Running a successful club is harder than it looks, say the veterans of London's clubland
Sunday 01 October 1995
"If there was a magic success factor, I'd have a string of clubs by now. It's like a musical - sometimes people invest a lot, rehearse, prepare and it goes belly up. It's the right combination of good food, ambiance, staff, music and people. You have to put in many, many hours and hope the sweat and toil pays off. Jackie Collins described Tramp as being like an old hooker - warm, welcoming, makes you feel at home. I hope that's true - that for most of our members it's like walking into their own front room."

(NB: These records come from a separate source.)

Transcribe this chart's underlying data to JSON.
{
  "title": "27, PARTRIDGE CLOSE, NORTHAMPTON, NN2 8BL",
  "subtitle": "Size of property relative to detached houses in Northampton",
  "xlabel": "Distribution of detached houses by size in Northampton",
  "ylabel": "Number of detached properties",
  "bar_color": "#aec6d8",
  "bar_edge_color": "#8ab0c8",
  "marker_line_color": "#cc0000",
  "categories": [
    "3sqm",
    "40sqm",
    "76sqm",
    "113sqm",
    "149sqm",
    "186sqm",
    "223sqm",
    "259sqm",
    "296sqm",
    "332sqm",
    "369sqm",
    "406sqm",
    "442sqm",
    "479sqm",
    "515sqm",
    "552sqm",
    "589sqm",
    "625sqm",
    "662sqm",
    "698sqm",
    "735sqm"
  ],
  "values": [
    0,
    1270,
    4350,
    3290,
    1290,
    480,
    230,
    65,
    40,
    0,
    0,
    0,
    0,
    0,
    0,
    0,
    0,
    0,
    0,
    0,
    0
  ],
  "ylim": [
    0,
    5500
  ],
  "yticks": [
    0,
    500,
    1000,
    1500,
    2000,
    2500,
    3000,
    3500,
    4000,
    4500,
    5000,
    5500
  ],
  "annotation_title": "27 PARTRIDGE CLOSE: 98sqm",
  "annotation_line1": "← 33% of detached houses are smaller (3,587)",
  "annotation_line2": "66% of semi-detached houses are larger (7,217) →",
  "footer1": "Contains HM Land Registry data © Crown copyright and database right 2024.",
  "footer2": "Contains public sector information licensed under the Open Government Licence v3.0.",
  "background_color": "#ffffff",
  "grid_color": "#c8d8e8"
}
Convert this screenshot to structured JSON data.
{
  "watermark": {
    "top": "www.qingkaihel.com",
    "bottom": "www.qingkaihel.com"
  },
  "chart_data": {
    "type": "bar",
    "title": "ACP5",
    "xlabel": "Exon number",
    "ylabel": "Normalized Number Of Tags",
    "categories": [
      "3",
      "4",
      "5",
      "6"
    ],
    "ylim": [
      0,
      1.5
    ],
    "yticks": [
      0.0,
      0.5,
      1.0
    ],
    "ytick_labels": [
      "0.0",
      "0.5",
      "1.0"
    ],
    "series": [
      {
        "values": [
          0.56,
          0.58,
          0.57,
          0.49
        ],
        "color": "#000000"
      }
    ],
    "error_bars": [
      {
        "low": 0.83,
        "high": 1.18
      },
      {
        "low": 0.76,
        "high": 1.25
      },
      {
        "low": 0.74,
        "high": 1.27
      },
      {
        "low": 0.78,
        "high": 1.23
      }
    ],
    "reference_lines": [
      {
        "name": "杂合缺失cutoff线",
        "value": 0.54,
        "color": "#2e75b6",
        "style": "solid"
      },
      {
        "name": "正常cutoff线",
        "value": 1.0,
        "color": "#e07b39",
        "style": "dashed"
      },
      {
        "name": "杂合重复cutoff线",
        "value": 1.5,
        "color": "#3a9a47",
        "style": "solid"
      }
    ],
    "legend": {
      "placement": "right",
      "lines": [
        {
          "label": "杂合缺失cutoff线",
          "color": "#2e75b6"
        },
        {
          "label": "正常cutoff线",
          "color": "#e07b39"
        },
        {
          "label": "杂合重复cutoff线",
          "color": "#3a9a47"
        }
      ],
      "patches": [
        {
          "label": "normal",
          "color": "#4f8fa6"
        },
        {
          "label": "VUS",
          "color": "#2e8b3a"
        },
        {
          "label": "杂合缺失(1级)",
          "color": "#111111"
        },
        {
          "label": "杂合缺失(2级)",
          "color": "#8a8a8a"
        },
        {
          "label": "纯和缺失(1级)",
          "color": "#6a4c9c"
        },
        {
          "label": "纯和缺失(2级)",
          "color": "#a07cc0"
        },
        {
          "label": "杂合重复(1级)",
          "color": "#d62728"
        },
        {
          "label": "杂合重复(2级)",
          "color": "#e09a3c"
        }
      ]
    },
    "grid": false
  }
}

Tramp people: George Best, Michael Caine, Andrew Neil.
Peter Stringfellow, Stringfellow's (founded 15 years ago)
"I'm the most nightclub-lifestyle nightclub owner in the world. I love my club, I live above it, I'm there every night. Successful businessmen think 'Oh, I spend a lot of time in clubs, why don't I buy one' - that's like me saying 'I spend a lot of time at football matches, I'll go and play for England.' In six months they realise it's hard work. The first thing I'd say to anyone starting up is get divorced, do it now, you may as well, it'll come sooner or later. The other thing is the team of people round me - they've all been with me 10 years or more."
Stringfellow's people: Rod Stewart, Chris Quinten, and, lately, Blur and Oasis.
Tony Mackintosh, MD and founder member, The Groucho Club (founded 10 years ago)
"First of all, the members - people join a club to see their friends and peers and talk, so you need a core group with common requirements. Secondly, the management must be sympathetic -I always try to teach the managers that we are club servants, that this person is coming back tomorrow so we'd better look after him. And thirdly, as Mr Hilton said, location, location, location - it has to be convenient. You might go out of your way once in a while, but not regularly."
Groucho people: Melvyn Bragg, Stephen Fry, Nigella Lawson, Mariella Frostrup.
Anton Mosimann, Mosimann's (founded 7 years ago)
"I'm lucky because I have a wonderful, unique building that used to be a church. The food is vital - lots of foodies joined straightaway. But one of the most important things is knowing people. We know as many members as possible personally - their likes and dislikes, so we can spoil them. All members get birthday cards and if we know they have had a success, we keep in touch then also. To know people individually we have to limit numbers - people enjoy exclusivity. That's why this is a club, not a restaurant - people come two or three times a week and we can take care of them."
Mosimann's people: Britt Ekland, Mona Bauwens, ladies who lunch.
Liz Brewer, socialite and PR of many launches
"It's down to atmosphere - and, most important, the person behind the club, the person you identify with the establishment. Going to a club is more personal than going to a restaurant, you expect to be treated as a friend and made welcome - at Annabel's, for example, everyone knows you and greets you and you feel they really are pleased to see you. It's people, people, people - it doesn't matter if you're in a barn with sawdust on the floor if the person running the place has charisma. Also, comfort - if a new club's music is too loud or the chairs aren't comfortable or the lighting isn't flattering, you won't bother to try it again."